21 SET, CASTROVILLARI – «Favorire forme di aggregazione in agricoltura per essere più competitivi sui mercati. Ma soprattutto per poter raccontare insieme, nelle fiere di settore, i marcatori identitari che nel Pollino e nella provincia di Cosenza sono davvero gli ambasciatori del territorio. Secoli di storia produttiva, innestata nella tradizione contadina, oggi diventata moderna nel rispetto del passato e capace di esprimere qualità e occupazione, tutelando la biodiversità alimentare che rappresenta il nostro fiore all’occhiello con produzioni spesso biologiche e sostenibili». 

Francesca Dorato, capolista del Partito Democratico alle elezioni regionali del 3 e 4 ottobre con Amalia Bruni presidente, interviene così all’indomani della costruzione del partenariato pubblico privato che candiderà il Pollino ai Distretti del Cibo, come unica proposte interregionale a chiedere il riconoscimento. 

«La sinergia tra il pubblico ed il privato è la vera prospettiva per rendere, un settore da sempre definito strategico, la vera punta di diamante dello sviluppo complessivo della regione. Puntare sulle identità alimentari, irrobustire la filiera dei turismi esperienziali che promuovono la scoperta del territorio nella sua interezza storica, naturalistica, culturale, religiosa, antropologica, è la strada attorno alla quale si può lavorare per rendere la produzione agroalimentare una leva strategica per una economia di scala sostenibile e compatibile con la vocazione della Calabria». 

Inoltre – ha aggiunto la candidata al rinnovo del consiglio regionale per la Circoscrizione Nord – questa strategia d’insieme può essere ora più che mai supportata dalle risorse del Piano Nazionale di Ripresa e Resilienza che possono favorire «la logistica alimentare, l’innovazione tecnologica del settore produttivo, le energie rinnovabili collegate agli scarti di lavorazione» unite alle politiche regionali di sostegno alle imprese già esistenti per «costruire un sistema virtuoso e realmente rispondente ai bisogni delle imprese agricole che da anni sono i custodi della biodiversità locale».

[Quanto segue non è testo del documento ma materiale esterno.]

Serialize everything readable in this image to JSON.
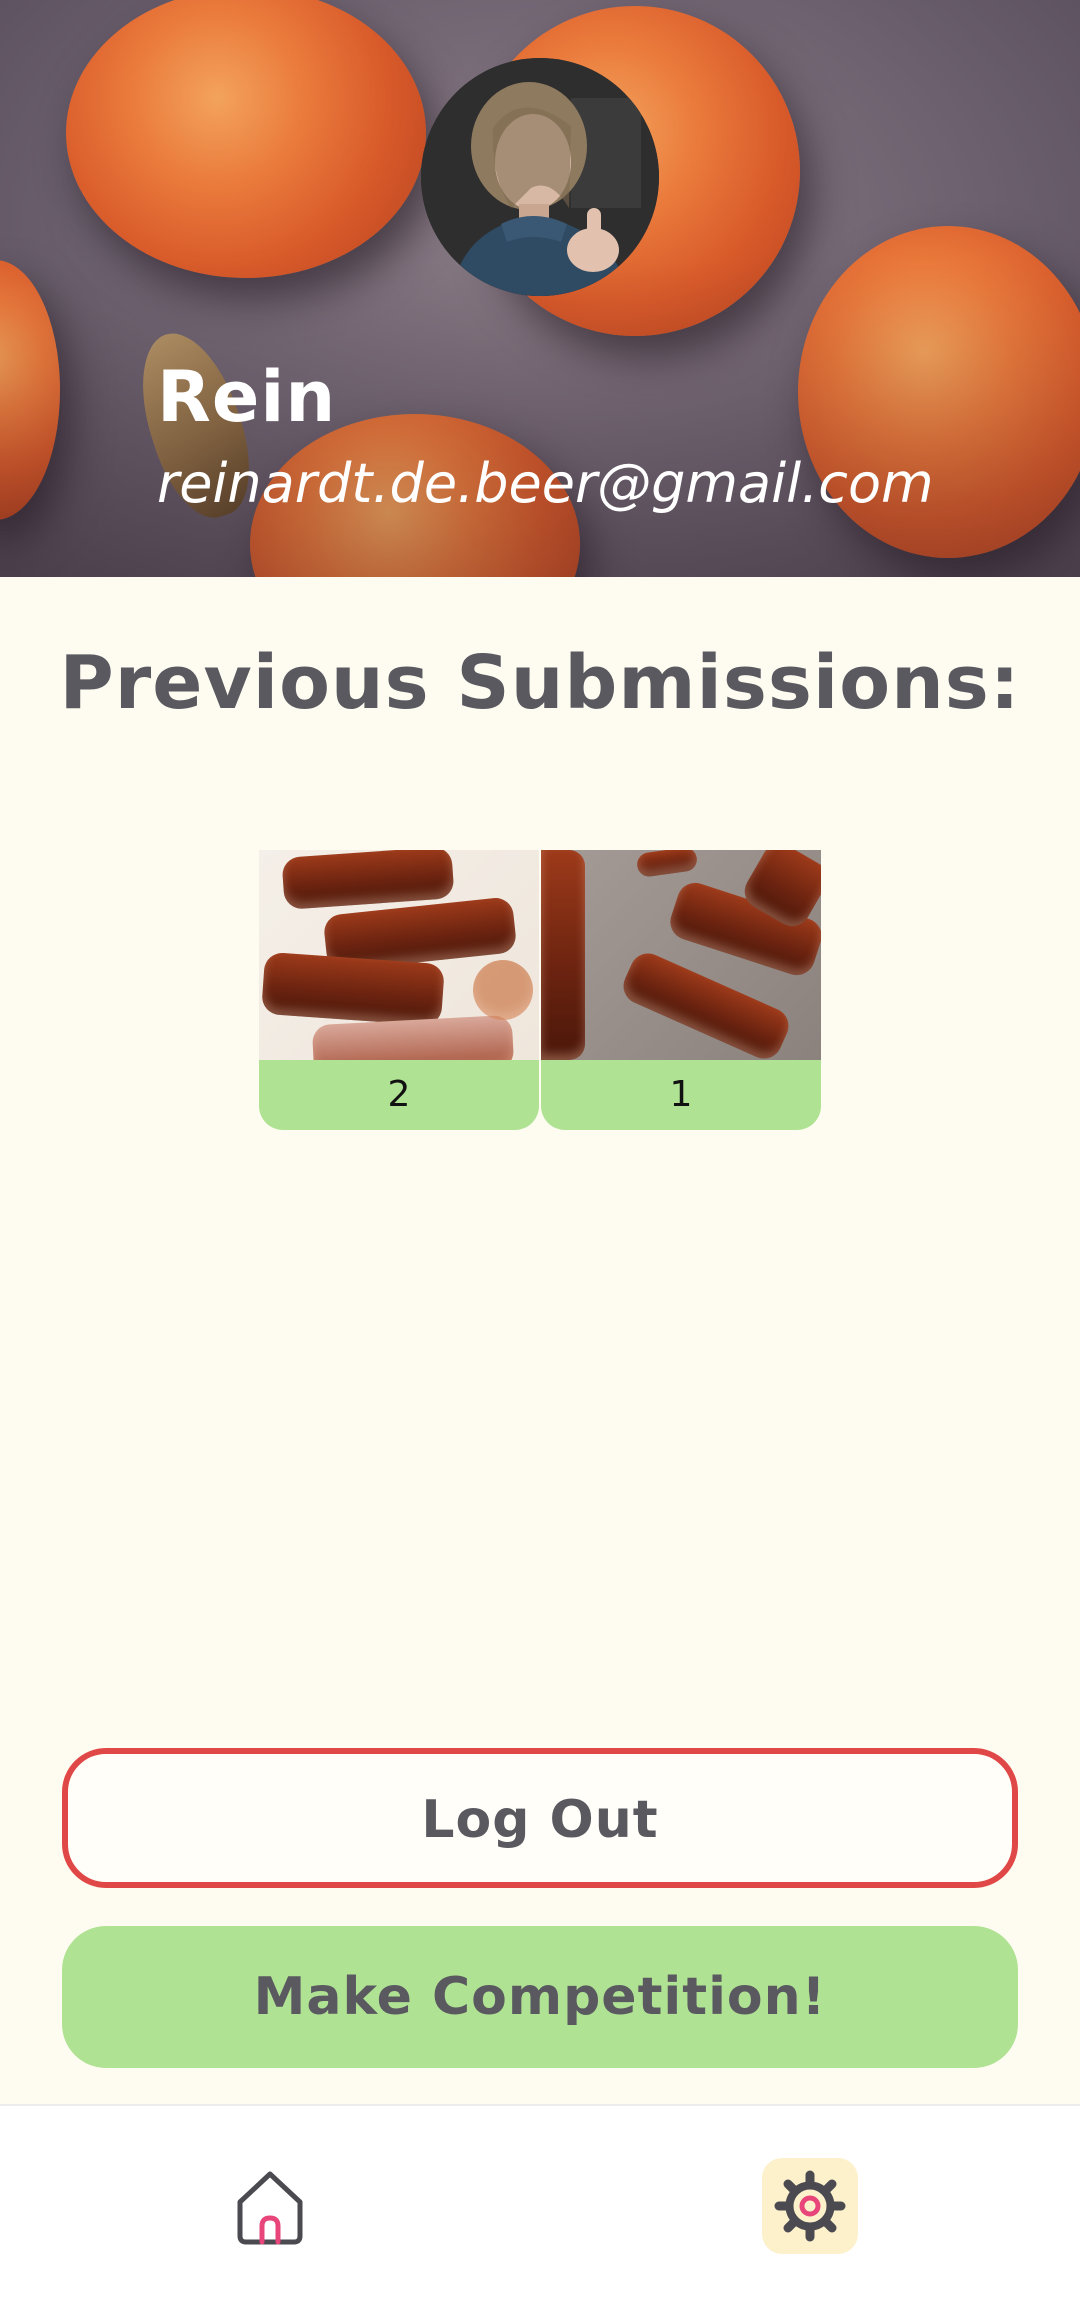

A cascata tutto questo apre il fronte alla «multidisciplinarità del settore agroalimentare che avrà bisogno di competenze tecnologiche, scientifiche, ingegneristiche ed agronomiche, che permetteranno di dare nuova opportunità di lavoro ai tanti professionisti già esistenti e alle nuove generazioni che sull’agricoltura stanno puntando con formazioni moderne e adeguate alle richieste del mercato internazionale che ci deve vedere sempre più protagonisti». 

Distretti alimentari, dunque, ma anche filiere territoriali che puntino sulla valorizzazione di prodotti storico – tradizionali che devono essere valorizzati e rilanciati in un’ottica di sistema. «Un pò quello che nel piccolo si è realizzato a Castrovillari con la Cipolla bianca per la quale si punta alla istituzione della De.Co. con il coinvolgimento dei produttori, o con l’esperienza virtuosa del fagiolo di Mormanno che nel suo percorso d’insieme ha ottenuto il marchio del Presidio Slow Food, e il vino Magliocco che ha costruito con la Dop Terre di Cosenza una identità vitivinicola oggi conosciuta e apprezzata nel mondo. Esempi di come fare rete, sistema, investimenti seri e finalizzati alla crescita del territorio possa dare risultati esponenzialmente importanti che attraggono risorse, promuovono progetti, realizzano economia rispettano l’ambiente, alimentano turismo».